O relator da Comissão Parlamentar de Inquérito (CPI) do Crime Organizado do Senado, senador Alessandro Vieira (MDB-SE), solicitou o indiciamento dos ministros do Supremo Tribunal Federal (STF) Dias Toffoli, Gilmar Mendes e Alexandre de Moraes, além do procurador-geral da República, Paulo Gonet. A base para os indiciamentos dessas autoridades é o caso do Banco Master.
Vieira aponta indícios de crimes de responsabilidades, como proferir julgamento quando, por lei, seja suspeito na causa, e proceder de modo incompatível com a honra, dignidade e decoro de suas funções. O relatório, que tem 221 páginas, foi apresentado nesta terça-feira (14) e ainda precisa ser aprovado pela comissão. Um pedido de vista pode adiar a votação.
O senador destacou que o Brasil já testemunhou investigações de figuras do Executivo e Legislativo, mas jamais de integrantes das altas cortes da Justiça. A assessoria do procurador-geral Paulo Gonet informou que ele não comentaria o assunto, e a assessoria do STF não respondeu até a publicação da reportagem.
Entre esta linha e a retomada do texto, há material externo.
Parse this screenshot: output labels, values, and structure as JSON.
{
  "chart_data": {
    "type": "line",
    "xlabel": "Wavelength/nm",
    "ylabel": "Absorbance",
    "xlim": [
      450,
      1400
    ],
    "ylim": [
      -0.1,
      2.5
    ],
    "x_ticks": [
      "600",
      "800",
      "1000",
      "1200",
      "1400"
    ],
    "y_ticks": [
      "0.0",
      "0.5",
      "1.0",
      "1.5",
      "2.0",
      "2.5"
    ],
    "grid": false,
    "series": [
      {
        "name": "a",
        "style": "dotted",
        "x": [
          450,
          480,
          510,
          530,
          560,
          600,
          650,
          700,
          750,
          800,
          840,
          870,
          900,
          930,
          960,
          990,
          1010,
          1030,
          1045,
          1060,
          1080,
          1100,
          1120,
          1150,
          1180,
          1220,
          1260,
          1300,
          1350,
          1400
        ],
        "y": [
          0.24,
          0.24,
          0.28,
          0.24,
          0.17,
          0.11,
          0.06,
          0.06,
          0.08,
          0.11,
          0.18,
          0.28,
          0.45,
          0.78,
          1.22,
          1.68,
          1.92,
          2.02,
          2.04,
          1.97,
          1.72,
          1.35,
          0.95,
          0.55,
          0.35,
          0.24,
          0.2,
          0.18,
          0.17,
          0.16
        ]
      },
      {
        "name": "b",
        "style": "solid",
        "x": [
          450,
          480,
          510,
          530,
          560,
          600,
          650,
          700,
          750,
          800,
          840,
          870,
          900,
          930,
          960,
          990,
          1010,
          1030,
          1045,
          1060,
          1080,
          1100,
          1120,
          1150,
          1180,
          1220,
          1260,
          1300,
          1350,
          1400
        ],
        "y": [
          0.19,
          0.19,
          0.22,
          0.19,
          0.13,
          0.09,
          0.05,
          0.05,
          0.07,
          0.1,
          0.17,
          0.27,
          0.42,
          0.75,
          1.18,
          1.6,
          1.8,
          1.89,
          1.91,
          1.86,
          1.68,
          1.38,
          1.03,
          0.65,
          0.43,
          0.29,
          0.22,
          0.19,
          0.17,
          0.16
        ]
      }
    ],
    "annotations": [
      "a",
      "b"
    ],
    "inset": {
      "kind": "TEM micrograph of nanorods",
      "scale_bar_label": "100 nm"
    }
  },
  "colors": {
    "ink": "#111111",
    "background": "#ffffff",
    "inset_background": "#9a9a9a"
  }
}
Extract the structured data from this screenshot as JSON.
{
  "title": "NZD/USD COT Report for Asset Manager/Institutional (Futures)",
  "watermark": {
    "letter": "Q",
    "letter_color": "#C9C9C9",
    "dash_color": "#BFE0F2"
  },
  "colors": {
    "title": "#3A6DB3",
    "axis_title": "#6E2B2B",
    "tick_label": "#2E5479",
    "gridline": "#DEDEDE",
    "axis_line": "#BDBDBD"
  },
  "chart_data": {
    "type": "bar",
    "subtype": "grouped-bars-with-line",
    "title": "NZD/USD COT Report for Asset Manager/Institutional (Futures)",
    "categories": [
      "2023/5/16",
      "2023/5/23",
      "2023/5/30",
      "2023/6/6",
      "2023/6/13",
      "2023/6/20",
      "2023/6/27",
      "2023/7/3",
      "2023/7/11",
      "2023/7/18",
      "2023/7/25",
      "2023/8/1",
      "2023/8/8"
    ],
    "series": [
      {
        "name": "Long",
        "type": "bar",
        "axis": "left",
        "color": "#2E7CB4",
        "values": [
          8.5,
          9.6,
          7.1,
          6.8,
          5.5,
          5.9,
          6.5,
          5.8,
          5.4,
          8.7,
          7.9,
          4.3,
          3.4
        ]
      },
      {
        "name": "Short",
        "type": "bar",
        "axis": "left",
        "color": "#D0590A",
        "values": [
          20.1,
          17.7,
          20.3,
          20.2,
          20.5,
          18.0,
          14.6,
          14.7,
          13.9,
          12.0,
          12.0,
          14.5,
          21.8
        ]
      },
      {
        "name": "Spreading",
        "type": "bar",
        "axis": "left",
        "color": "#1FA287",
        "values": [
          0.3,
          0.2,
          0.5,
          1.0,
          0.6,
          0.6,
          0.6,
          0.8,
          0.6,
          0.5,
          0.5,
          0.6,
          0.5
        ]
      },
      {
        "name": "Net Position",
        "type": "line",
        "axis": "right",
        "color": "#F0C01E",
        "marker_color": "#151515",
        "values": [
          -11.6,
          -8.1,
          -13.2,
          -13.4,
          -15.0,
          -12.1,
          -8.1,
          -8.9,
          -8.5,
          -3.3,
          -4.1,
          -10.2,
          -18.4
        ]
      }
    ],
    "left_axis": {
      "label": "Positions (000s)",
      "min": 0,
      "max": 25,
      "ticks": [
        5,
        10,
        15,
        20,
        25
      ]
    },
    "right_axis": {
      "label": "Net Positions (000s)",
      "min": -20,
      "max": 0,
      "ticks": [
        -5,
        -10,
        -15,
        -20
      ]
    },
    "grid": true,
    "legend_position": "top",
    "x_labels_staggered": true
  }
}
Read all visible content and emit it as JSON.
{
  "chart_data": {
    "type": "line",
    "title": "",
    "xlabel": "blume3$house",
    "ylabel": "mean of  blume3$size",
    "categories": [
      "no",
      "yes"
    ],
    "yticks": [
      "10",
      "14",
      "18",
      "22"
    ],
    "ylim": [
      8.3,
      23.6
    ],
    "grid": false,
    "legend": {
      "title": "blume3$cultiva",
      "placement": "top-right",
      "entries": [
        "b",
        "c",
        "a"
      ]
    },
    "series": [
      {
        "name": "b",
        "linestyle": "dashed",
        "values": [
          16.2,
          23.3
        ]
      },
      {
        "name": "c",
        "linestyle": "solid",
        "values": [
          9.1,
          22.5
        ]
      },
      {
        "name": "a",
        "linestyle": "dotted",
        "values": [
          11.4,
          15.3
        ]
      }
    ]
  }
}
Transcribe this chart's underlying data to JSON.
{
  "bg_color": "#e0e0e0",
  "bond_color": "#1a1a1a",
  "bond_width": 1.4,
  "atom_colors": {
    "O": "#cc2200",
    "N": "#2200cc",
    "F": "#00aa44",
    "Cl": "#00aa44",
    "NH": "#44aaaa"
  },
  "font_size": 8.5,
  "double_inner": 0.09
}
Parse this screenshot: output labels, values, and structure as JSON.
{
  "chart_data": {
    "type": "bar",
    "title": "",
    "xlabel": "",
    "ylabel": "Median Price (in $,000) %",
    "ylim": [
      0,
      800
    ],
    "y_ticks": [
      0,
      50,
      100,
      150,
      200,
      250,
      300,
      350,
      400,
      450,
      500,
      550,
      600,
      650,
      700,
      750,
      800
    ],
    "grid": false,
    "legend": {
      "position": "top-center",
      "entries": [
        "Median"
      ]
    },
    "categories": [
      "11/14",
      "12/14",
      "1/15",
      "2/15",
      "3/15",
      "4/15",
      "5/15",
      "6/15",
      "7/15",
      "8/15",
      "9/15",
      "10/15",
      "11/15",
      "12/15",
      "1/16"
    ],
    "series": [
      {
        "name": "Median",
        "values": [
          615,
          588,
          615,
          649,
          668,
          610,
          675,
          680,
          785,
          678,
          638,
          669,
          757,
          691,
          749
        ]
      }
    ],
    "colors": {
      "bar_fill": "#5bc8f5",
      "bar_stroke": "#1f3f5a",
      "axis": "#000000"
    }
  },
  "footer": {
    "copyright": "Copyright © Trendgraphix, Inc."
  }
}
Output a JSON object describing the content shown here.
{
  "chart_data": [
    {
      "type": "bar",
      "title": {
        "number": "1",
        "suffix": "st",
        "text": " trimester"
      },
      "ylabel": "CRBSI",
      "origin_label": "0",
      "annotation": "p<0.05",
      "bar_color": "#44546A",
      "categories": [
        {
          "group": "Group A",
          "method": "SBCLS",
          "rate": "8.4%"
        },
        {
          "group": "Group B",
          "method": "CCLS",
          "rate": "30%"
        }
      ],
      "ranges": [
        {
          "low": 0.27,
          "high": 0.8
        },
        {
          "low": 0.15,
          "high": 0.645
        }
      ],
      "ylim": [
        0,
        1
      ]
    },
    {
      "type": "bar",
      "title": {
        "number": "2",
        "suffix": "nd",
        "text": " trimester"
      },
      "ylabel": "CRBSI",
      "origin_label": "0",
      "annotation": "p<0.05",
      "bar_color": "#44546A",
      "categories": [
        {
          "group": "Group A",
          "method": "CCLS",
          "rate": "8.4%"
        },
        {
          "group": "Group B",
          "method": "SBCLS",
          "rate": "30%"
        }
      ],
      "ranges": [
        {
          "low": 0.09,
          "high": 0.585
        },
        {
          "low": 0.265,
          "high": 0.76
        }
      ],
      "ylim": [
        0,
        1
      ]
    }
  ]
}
No caso de Dias Toffoli, Vieira cita indícios de crimes de responsabilidade, mencionando uma relação financeira com investigados por meio da empresa Maridt, controlada pelos irmãos de Toffoli. A empresa teria vendido participação em um resort de luxo ao Fundo Arleen, ligado ao esquema ilegal do Banco Master. Toffoli abandonou a relatoria do Caso Master em 12 de fevereiro de 2026, negando qualquer relação com o banqueiro Vorcaro.
Em relação a Alexandre de Moraes, o relator cita que o ministro deveria se julgar suspeito no Caso Master, uma vez que o escritório de advocacia da esposa dele manteve contrato com o Banco Master. A nota do escritório afirma que nunca conduziu nenhuma causa no STF. Além disso, o senador menciona mensagens supostamente enviadas por Vorcaro a Moraes, que nega qualquer conversa com o banqueiro.
Sobre Gilmar Mendes, Vieira critica a decisão de suspender a quebra de sigilos da Maridt durante a CPI do Crime Organizado. Mendes argumentou que a quebra de sigilo não poderia ter sido aprovada em bloco. Para o relator, Mendes operou uma manobra processual para suspender a quebra desses sigilos.
Quanto a Paulo Gonet, o relator afirma que há indícios de negligência no cumprimento de suas atribuições, configurando omissão nos casos envolvendo Toffoli e Moraes com o Banco Master. O relatório alega que a omissão do PGR passa a configurar a omissão típica prevista na Lei 1.079/1950.